Wednesday 20/05/2026
Photo: Katarina Wolnik Vera
Text: Toni Galindo
Beyond Symptoms
When someone has lived a traumatic experience, it is common to focus on the symptoms: fear, anxiety, and flashbacks. Have you ever felt that talking only about those symptoms does not capture what was truly broken inside? The truth is that trauma is not just a set of symptoms to be eliminated, but a wound that unfolds in the body, in emotions, and especially in the way of bonding with others.
Relational trauma—especially when the wound comes from close relationships—profoundly affects how we experience trust. Two people may share the same diagnostic label of post-traumatic stress disorder, but one might feel safe with a compassionate therapist while another trembles with fear at any closeness. Recovering with support is not the same as doing it alone. The fundamental difference is that the trauma was formed in relationships, and therefore recovery must also unfold through them.
In reality, the change of the nervous system, the basis of all recovery, occurs when the body repeatedly experiences that closeness does not inevitably lead to harm. It is not just about intellectually understanding what happened, but about the nervous system being able to feel it. For this reason, therapy cannot be only technical; it must be reparative.
Reconstruction as a Slow and Gracual Process
Rebuilding bonds after trauma is not a quick process, and it is certainly not linear. It often involves setbacks, days when trust seems to crumble again. But each small experience of safety—a promise kept, a rupture recognized and repaired, a word of containment when fear rises—writes a new story in the body.

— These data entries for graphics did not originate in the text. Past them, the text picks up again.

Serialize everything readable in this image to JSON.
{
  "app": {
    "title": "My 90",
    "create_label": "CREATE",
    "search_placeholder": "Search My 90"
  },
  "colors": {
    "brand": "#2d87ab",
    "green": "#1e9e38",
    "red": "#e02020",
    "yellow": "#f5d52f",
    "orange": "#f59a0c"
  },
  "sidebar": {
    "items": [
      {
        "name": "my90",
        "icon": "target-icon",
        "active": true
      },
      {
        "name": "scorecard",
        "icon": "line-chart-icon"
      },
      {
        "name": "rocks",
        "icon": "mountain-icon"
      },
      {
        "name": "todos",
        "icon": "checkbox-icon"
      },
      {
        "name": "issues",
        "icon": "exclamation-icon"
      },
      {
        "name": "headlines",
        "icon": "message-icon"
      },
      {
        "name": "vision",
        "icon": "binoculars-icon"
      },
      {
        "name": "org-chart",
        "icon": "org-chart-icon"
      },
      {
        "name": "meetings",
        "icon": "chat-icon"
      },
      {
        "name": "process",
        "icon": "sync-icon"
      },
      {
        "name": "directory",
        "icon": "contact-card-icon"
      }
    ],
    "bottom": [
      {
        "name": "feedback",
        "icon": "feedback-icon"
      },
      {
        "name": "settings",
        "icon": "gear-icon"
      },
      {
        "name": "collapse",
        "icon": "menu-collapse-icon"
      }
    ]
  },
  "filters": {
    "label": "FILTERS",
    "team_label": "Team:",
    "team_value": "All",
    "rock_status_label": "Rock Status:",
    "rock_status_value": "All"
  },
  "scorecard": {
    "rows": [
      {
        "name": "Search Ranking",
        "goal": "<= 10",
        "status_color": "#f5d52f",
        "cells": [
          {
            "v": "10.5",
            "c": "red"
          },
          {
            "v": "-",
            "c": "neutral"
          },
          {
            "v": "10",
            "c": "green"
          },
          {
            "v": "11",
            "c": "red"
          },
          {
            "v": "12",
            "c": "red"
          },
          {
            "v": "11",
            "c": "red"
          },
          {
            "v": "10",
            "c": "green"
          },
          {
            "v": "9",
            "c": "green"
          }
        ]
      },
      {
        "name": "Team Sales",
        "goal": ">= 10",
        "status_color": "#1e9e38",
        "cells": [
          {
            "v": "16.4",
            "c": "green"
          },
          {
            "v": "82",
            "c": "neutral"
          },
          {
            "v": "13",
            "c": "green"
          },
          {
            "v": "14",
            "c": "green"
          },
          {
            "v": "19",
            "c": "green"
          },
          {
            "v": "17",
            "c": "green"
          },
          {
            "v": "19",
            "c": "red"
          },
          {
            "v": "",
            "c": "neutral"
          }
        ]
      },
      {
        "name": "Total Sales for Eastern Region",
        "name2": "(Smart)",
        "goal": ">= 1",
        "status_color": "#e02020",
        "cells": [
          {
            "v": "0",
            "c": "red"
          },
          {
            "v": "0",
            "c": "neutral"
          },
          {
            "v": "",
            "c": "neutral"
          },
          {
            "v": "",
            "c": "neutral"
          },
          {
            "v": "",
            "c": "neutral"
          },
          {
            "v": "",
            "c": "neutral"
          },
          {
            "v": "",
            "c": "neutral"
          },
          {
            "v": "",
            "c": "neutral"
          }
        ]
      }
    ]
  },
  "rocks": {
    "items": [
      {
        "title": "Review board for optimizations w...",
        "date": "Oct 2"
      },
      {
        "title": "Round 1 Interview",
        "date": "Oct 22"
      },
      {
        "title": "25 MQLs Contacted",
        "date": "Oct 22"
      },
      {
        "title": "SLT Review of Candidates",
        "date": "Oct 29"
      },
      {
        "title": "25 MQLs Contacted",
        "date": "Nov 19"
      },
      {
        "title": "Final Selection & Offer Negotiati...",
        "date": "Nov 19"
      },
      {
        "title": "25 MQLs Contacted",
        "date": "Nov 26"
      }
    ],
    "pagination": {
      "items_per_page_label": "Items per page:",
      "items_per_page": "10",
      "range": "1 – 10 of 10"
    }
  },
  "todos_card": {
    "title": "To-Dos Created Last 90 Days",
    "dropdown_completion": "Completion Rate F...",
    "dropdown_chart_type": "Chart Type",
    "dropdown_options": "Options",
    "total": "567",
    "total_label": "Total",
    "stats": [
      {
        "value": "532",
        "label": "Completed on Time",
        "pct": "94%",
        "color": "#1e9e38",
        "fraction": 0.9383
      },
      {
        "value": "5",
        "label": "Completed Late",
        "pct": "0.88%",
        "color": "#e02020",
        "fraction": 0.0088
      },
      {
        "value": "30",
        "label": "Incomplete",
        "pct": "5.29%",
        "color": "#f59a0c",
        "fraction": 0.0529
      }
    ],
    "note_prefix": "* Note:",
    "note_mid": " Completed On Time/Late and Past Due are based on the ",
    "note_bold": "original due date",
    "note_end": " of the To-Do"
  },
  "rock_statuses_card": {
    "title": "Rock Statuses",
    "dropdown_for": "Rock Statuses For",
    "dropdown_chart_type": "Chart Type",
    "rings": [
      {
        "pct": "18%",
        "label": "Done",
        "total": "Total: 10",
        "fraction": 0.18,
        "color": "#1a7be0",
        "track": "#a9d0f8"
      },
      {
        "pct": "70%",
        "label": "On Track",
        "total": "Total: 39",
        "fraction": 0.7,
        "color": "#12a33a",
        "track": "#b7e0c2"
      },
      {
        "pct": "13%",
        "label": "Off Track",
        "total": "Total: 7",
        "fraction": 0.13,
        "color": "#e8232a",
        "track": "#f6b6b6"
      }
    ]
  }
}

Therapeutic work focuses on the person being able to feel like a secure base: someone who is there, consistently, who can tolerate uncomfortable silences, and who does not abandon when the deepest emotions emerge. It is not about waiting for a perfect therapist, but about experiencing someone close enough, consistent enough, and committed enough so that the relationship itself becomes a healing experience.
Additionally, the reconstruction of trust is worked on in small, deliberate steps. Learning to ask for help with trusted individuals, establishing clear boundaries, and recognizing when someone is reliable are skills that are developed bit by bit. There is no need to rush; the important thing is that each person can choose the pace.
Trusting Without Losing Oneself Along the Way
One of the greatest paradoxes after trauma is this: one wants to trust, but there is a deep fear of being hurt again. These questions are not paranoia; they are the prudent voice of someone who has already learned that closeness can hurt.
Trusting without losing oneself means being able to recognize the signals of safety: reliability, responsibility, genuine empathy, and congruence between what someone says and what they do. It also means being able to say “no” without guilt, being able to move away from those who do not deserve that trust, and maintaining one’s own integrity while opening the door to new bonds.
The essential thing is that recovery from trauma is not simply “getting over it,” but learning to live more fully, to reconnect with oneself, and to rebuild trust from a position of greater wisdom. It is not returning to the starting point as if nothing had occurred; it is advancing from where one is, integrating the experience.
It is a process of understanding and accompaniment, where the important thing is not only to identify the damage, but to understand the story behind it and recover the capacity to choose with greater consciousness. Trauma is not a diagnosis that defines who you are, but an experience that you have lived and from which you can heal. Seeing the reconstruction of bonds as a starting point, not a destination, is to open the possibility of a future where trust becomes possible again.
References:
- Bowlby, J. (1989). Una base segura: aplicaciones clínicas de la teoría del apego. Paidós Ibérica.
Formación Psicoterapia. Seguridad emocional en trauma complejo: guía para clínicos. https://formacionpsicoterapia.com/blog-psicoterapia/seguridad-emocional-trauma-complejo/ - Muller, R. (2020). El trauma y la lucha por abrirse. De la evitación a la recuperación y el crecimiento. Desclée de Brouwer.
- Ogden, P. y Fisher, J. (2016). Psicoterapia sensorio-motriz. Asociación Española del Trauma Psicológico.
- STAIR/STAIR-Narrative Therapy. Pautas de tratamiento para trauma complejo con enfoque en regulación emocional e interpersonal. VA/DoD 2023.